Request for Guidance on Static Analysis Best Practices and Integration in Unreal Projects

Hi Epic Team,

I’m currently exploring options for integrating static code analysis into our Unreal Engine projects. As part of this effort, we’re aiming to align as closely as possible with Epic’s recommended practices, both to reduce friction with future engine updates and to ensure compatibility across our internal shared tech stack.

I’ve reviewed the Unreal Engine documentation on static analysis, which lists Clang, VisualCpp/MSCV, and PVS-Studio as supported tools.

I’d greatly appreciate any additional insights you can provide on how Epic internally approaches static analysis, particularly around the following topics:

  1. Tooling Choice & Rationale
    1. Which of the listed static analyzers (Clang, MSVC, PVS-Studio) does Epic use internally?
    2. What were the deciding factors in choosing those tools (e.g., signal-to-noise ratio, performance, integration ease, licensing, etc.)?
  2. Pipeline Integration
    1. How is static analysis integrated into Epic’s development workflows?
      1. Is it part of nightly or continuous integration pipelines?
      2. Do you automatically create Jira (or equivalent) issues for new findings?
      3. Are static analysis jobs executed through Horde, or a separate system?
  3. Pre-submit / Developer Experience
    1. Do you internally support pre-submit checks that developers can run locally to catch issues before committing code?
    2. If so, how do you ensure these checks are fast and targeted (e.g., only on modified files)?
  4. Managing Technical Debt
  • For large or legacy codebases, do you have recommendations for managing existing findings (e.g., suppressing known issues, focusing only on diffs, etc.) to avoid overwhelming developers?

Our goal is to build a robust and scalable static analysis setup that can be integrated into our central tech pipeline, ultimately supporting multiple Unreal-based projects. We’d love to build something that aligns with Epic’s direction to minimize divergence and reduce integration pain over time.

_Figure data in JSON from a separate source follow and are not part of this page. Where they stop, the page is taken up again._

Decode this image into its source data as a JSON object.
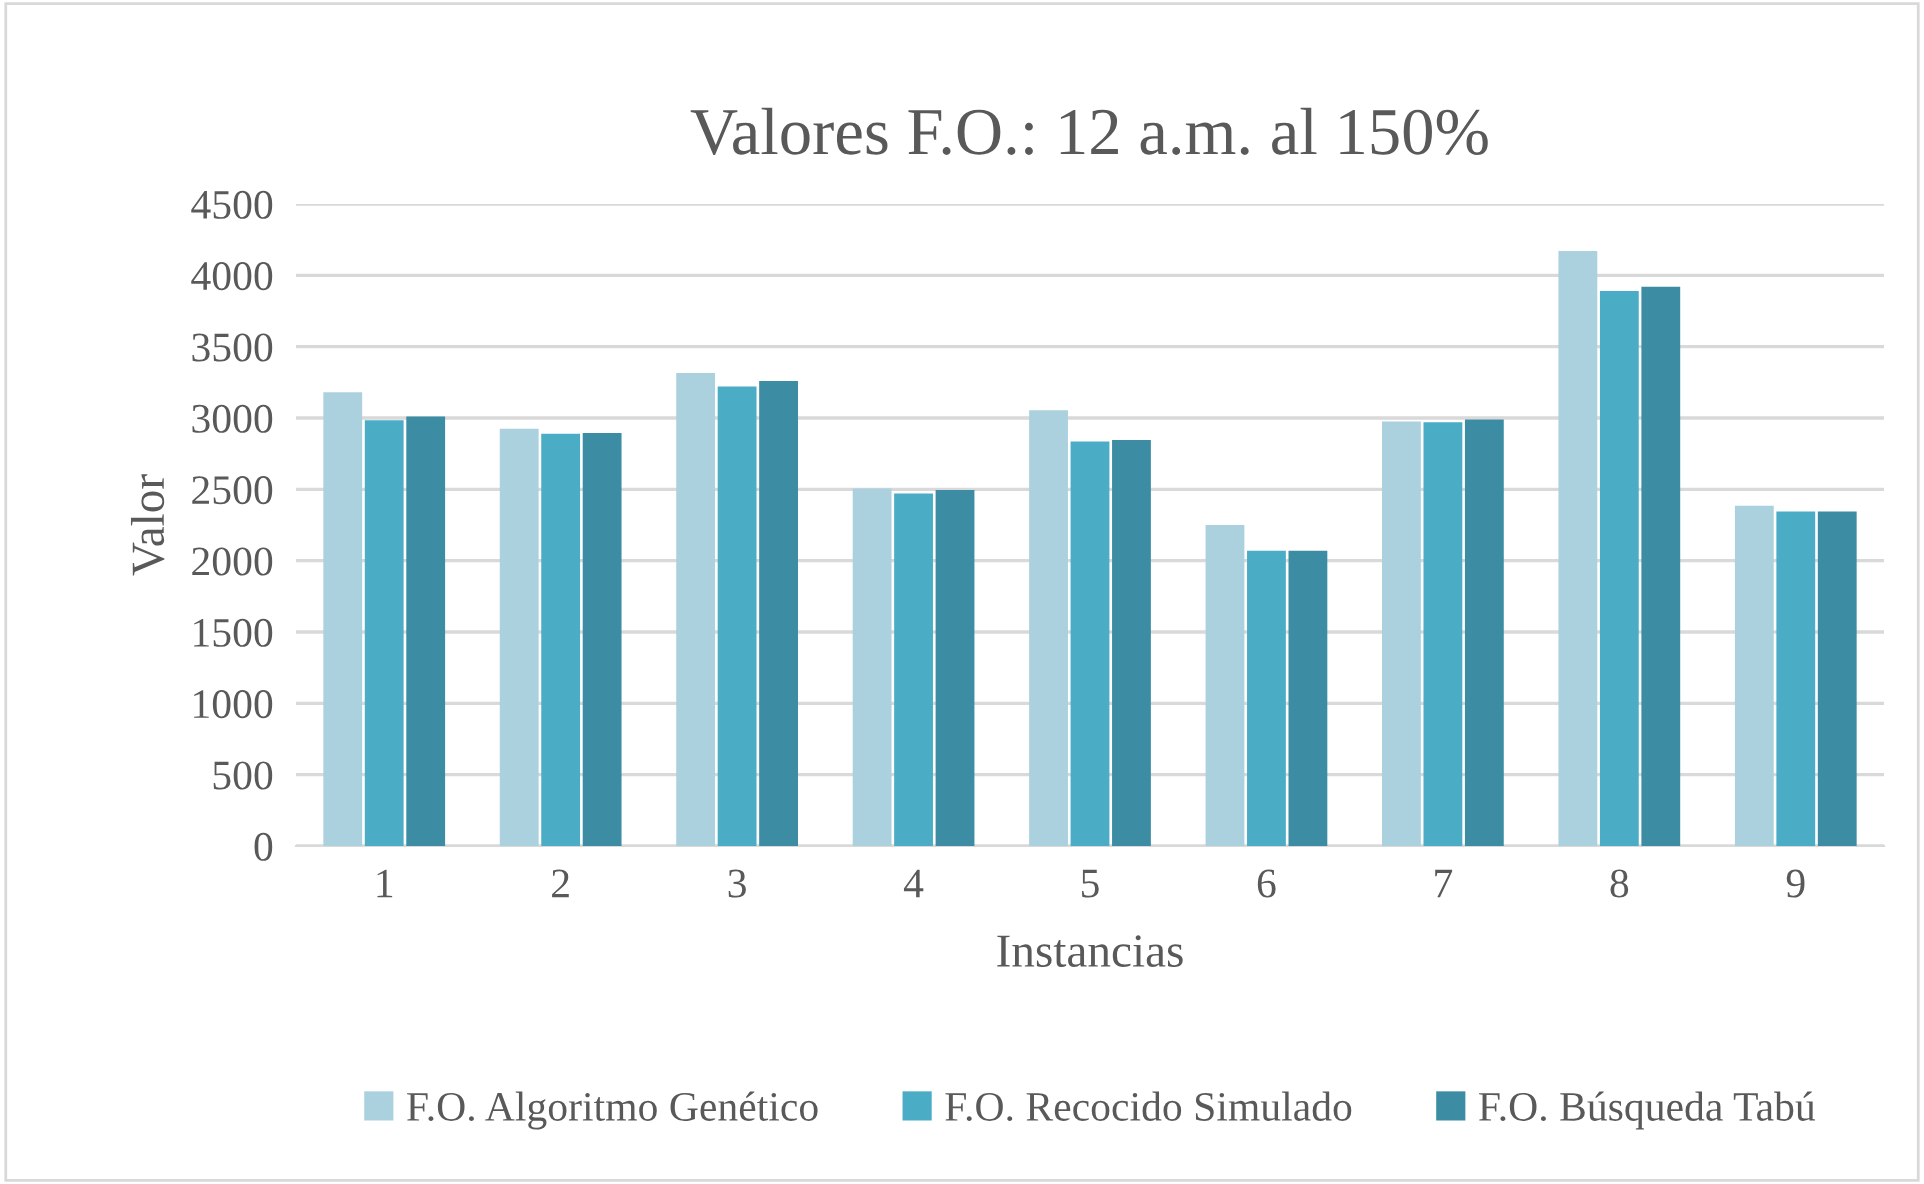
{
  "chart_data": {
    "type": "bar",
    "title": "Valores F.O.: 12 a.m. al 150%",
    "xlabel": "Instancias",
    "ylabel": "Valor",
    "categories": [
      "1",
      "2",
      "3",
      "4",
      "5",
      "6",
      "7",
      "8",
      "9"
    ],
    "series": [
      {
        "name": "F.O. Algoritmo Genético",
        "color": "#abd0de",
        "values": [
          3180,
          2925,
          3315,
          2505,
          3055,
          2250,
          2975,
          4170,
          2385
        ]
      },
      {
        "name": "F.O. Recocido Simulado",
        "color": "#4bacc6",
        "values": [
          2985,
          2890,
          3220,
          2470,
          2835,
          2070,
          2970,
          3890,
          2345
        ]
      },
      {
        "name": "F.O. Búsqueda Tabú",
        "color": "#3c8ca4",
        "values": [
          3010,
          2895,
          3260,
          2495,
          2845,
          2070,
          2990,
          3920,
          2345
        ]
      }
    ],
    "ylim": [
      0,
      4500
    ],
    "yticks": [
      0,
      500,
      1000,
      1500,
      2000,
      2500,
      3000,
      3500,
      4000,
      4500
    ],
    "grid": "y",
    "legend": "bottom"
  }
}
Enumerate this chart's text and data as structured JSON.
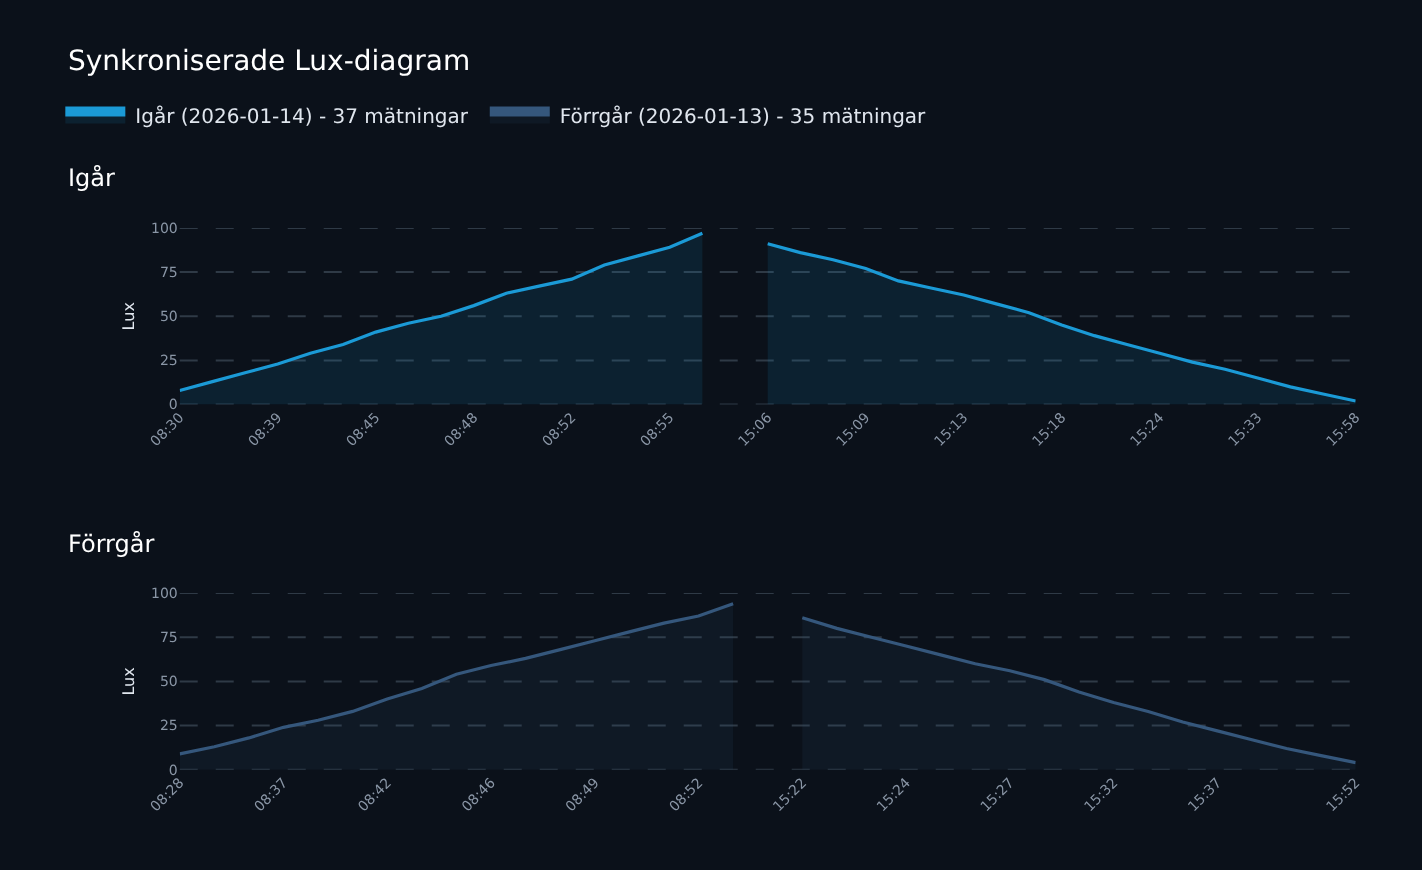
{
  "chart_data": [
    {
      "type": "area",
      "title": "Synkroniserade Lux-diagram",
      "subtitle": "Igår",
      "ylabel": "Lux",
      "categories": [
        "08:30",
        null,
        null,
        "08:39",
        null,
        null,
        "08:45",
        null,
        null,
        "08:48",
        null,
        null,
        "08:52",
        null,
        null,
        "08:55",
        null,
        null,
        "15:06",
        null,
        null,
        "15:09",
        null,
        null,
        "15:13",
        null,
        null,
        "15:18",
        null,
        null,
        "15:24",
        null,
        null,
        "15:33",
        null,
        null,
        "15:58"
      ],
      "series": [
        {
          "name": "Igår (2026-01-14) - 37 mätningar",
          "color": "#1b9ad6",
          "values": [
            8,
            13,
            18,
            23,
            29,
            34,
            41,
            46,
            50,
            56,
            63,
            67,
            71,
            79,
            84,
            89,
            97,
            null,
            91,
            86,
            82,
            77,
            70,
            66,
            62,
            57,
            52,
            45,
            39,
            34,
            29,
            24,
            20,
            15,
            10,
            6,
            2
          ]
        }
      ],
      "ylim": [
        0,
        100
      ],
      "yticks": [
        0,
        25,
        50,
        75,
        100
      ],
      "grid": "y",
      "legend": "top left",
      "line_style": "solid"
    },
    {
      "type": "area",
      "title": "Förrgår",
      "ylabel": "Lux",
      "categories": [
        "08:28",
        null,
        null,
        "08:37",
        null,
        null,
        "08:42",
        null,
        null,
        "08:46",
        null,
        null,
        "08:49",
        null,
        null,
        "08:52",
        null,
        null,
        "15:22",
        null,
        null,
        "15:24",
        null,
        null,
        "15:27",
        null,
        null,
        "15:32",
        null,
        null,
        "15:37",
        null,
        null,
        null,
        "15:52"
      ],
      "series": [
        {
          "name": "Förrgår (2026-01-13) - 35 mätningar",
          "color": "#35577c",
          "values": [
            9,
            13,
            18,
            24,
            28,
            33,
            40,
            46,
            54,
            59,
            63,
            68,
            73,
            78,
            83,
            87,
            94,
            null,
            86,
            80,
            75,
            70,
            65,
            60,
            56,
            51,
            44,
            38,
            33,
            27,
            22,
            17,
            12,
            8,
            4
          ]
        }
      ],
      "ylim": [
        0,
        100
      ],
      "yticks": [
        0,
        25,
        50,
        75,
        100
      ],
      "grid": "y",
      "line_style": "solid"
    }
  ]
}
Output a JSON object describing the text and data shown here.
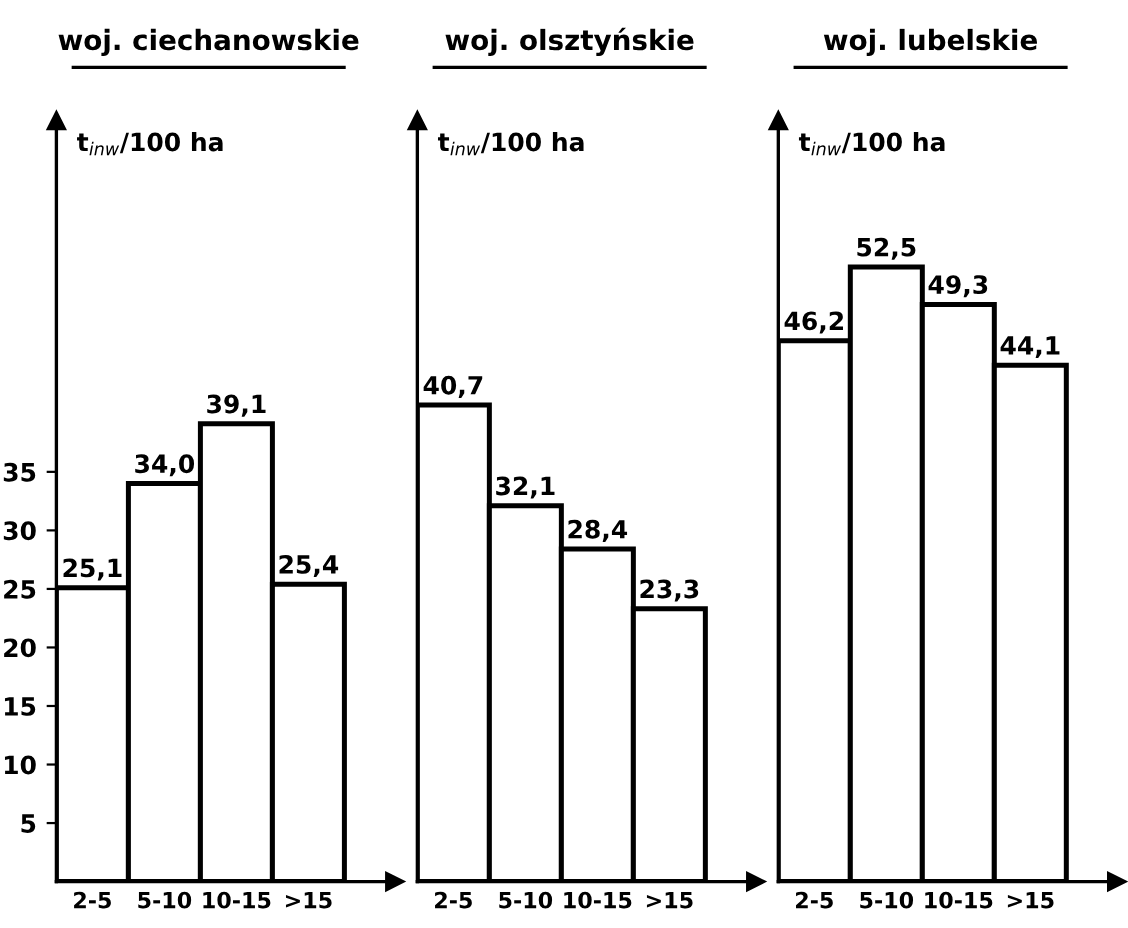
{
  "chart_data": [
    {
      "type": "bar",
      "title": "woj. ciechanowskie",
      "ylabel": "t$_{inw}$/100 ha",
      "categories": [
        "2-5",
        "5-10",
        "10-15",
        ">15"
      ],
      "values": [
        25.1,
        34.0,
        39.1,
        25.4
      ],
      "value_labels": [
        "25,1",
        "34,0",
        "39,1",
        "25,4"
      ],
      "color": "#ffffff",
      "ylim": [
        0,
        65
      ],
      "yticks": [
        5,
        10,
        15,
        20,
        25,
        30,
        35
      ],
      "grid": false,
      "legend": false
    },
    {
      "type": "bar",
      "title": "woj. olsztyńskie",
      "ylabel": "t$_{inw}$/100 ha",
      "categories": [
        "2-5",
        "5-10",
        "10-15",
        ">15"
      ],
      "values": [
        40.7,
        32.1,
        28.4,
        23.3
      ],
      "value_labels": [
        "40,7",
        "32,1",
        "28,4",
        "23,3"
      ],
      "color": "#ffffff",
      "ylim": [
        0,
        65
      ],
      "tick_labels": "x",
      "grid": false,
      "legend": false
    },
    {
      "type": "bar",
      "title": "woj. lubelskie",
      "ylabel": "t$_{inw}$/100 ha",
      "categories": [
        "2-5",
        "5-10",
        "10-15",
        ">15"
      ],
      "values": [
        46.2,
        52.5,
        49.3,
        44.1
      ],
      "value_labels": [
        "46,2",
        "52,5",
        "49,3",
        "44,1"
      ],
      "color": "#ffffff",
      "ylim": [
        0,
        65
      ],
      "tick_labels": "x",
      "grid": false,
      "legend": false
    }
  ]
}
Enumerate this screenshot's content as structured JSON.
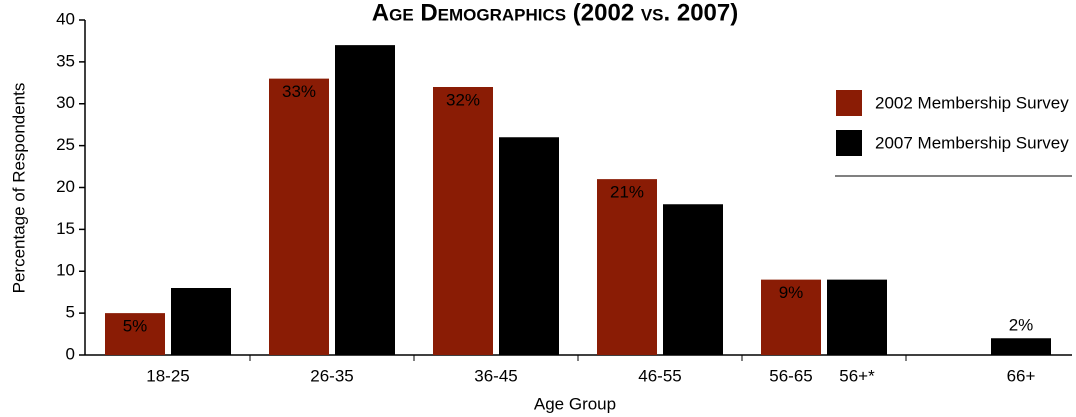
{
  "chart_data": {
    "type": "bar",
    "title": "Age Demographics (2002 vs. 2007)",
    "x_label": "Age Group",
    "y_label": "Percentage of Respondents",
    "categories": [
      "18-25",
      "26-35",
      "36-45",
      "46-55",
      "56-65",
      "66+"
    ],
    "series": [
      {
        "name": "2002 Membership Survey",
        "color": "#8a1c05",
        "values": [
          5,
          33,
          32,
          21,
          9,
          null
        ],
        "value_labels": [
          "5%",
          "33%",
          "32%",
          "21%",
          "9%",
          null
        ]
      },
      {
        "name": "2007 Membership Survey",
        "color": "#000000",
        "values": [
          8,
          37,
          26,
          18,
          9,
          2
        ],
        "value_labels": [
          "8%",
          "37%",
          "26%",
          "18%",
          "9%",
          "2%"
        ]
      }
    ],
    "annotations": [
      {
        "text": "56+*",
        "category": 4,
        "series": 1
      }
    ],
    "ylim": [
      0,
      40
    ],
    "yticks": [
      0,
      5,
      10,
      15,
      20,
      25,
      30,
      35,
      40
    ],
    "legend": "right"
  }
}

Thanks in advance for your time and support, we really appreciate any guidance or recommendations you can share.

Steps to Reproduce
Not Applicable.

+1 for some insight, Thanks

Hi,

Q: Which of the listed static analyzers (Clang, MSVC, PVS-Studio) does Epic use internally?

A: We run all three depending on the target platform. So we do have a good coverage.

Q: What were the deciding factors in choosing those tools (e.g., signal-to-noise ratio, performance, integration ease, licensing, etc.)?

A: Platforms and support. If the platforms supports it, we usually run it.

Q: How is static analysis integrated into Epic’s development workflows?

A: We run it nightly. I’m asking QA how the errors end up in JIRA (because they do) but I don’t know if this is manual or not. I’ll reply once I have this info. The static analysis builds are made on Horde.

Q: Do you internally support pre-submit checks that developers can run locally to catch issues before committing code?

A: Yes, developers can run a static analysis as part of a Horde pre-submit test. (or run manually on their machine). There is an option to do ‘incremental’ build, but for static analysis, I’m not sure if that works.

Q: For large or legacy codebases, do you have recommendations for managing existing findings (e.g., suppressing known issues, focusing only on diffs, etc.) to avoid overwhelming developers?

A: You could probably dedicate one or two people to incrementally fix those static analysis errors and ask developers to manually run on their own file before submitting to fix those ‘modified files’. I have the following command line in my notes. You can disable all errors and track which files needs to be fixed and enable a daily job to run and then gradually fix the files over time by reenabling the analysis.

C:\windows\system32\cmd.exe /d/s/c " D:\UE5\Engine\Build\BatchFiles\RunUBT.bat UnrealEditor Win64 development -StaticAnalyzer=visualcpp win64 -Progress -AllModules -SingleFile=d:\ue5\Engine\Plugins\Experimental\PythonScriptPlugin\Source\PythonScriptPlugin\Private\PyEngine.cpp -NoPCH -NoXGE -NoLog <nul"Regards,

Patrick

Yes, sorry, I was told QA were manually creating issues by reviewing the build every morning.

Regards,

Patrick

Hey Patrick,

Thanks for the detailed response, this is very helpful.

Did you end up hearing back from QA about if the jiras are created as part of the automated process or manually?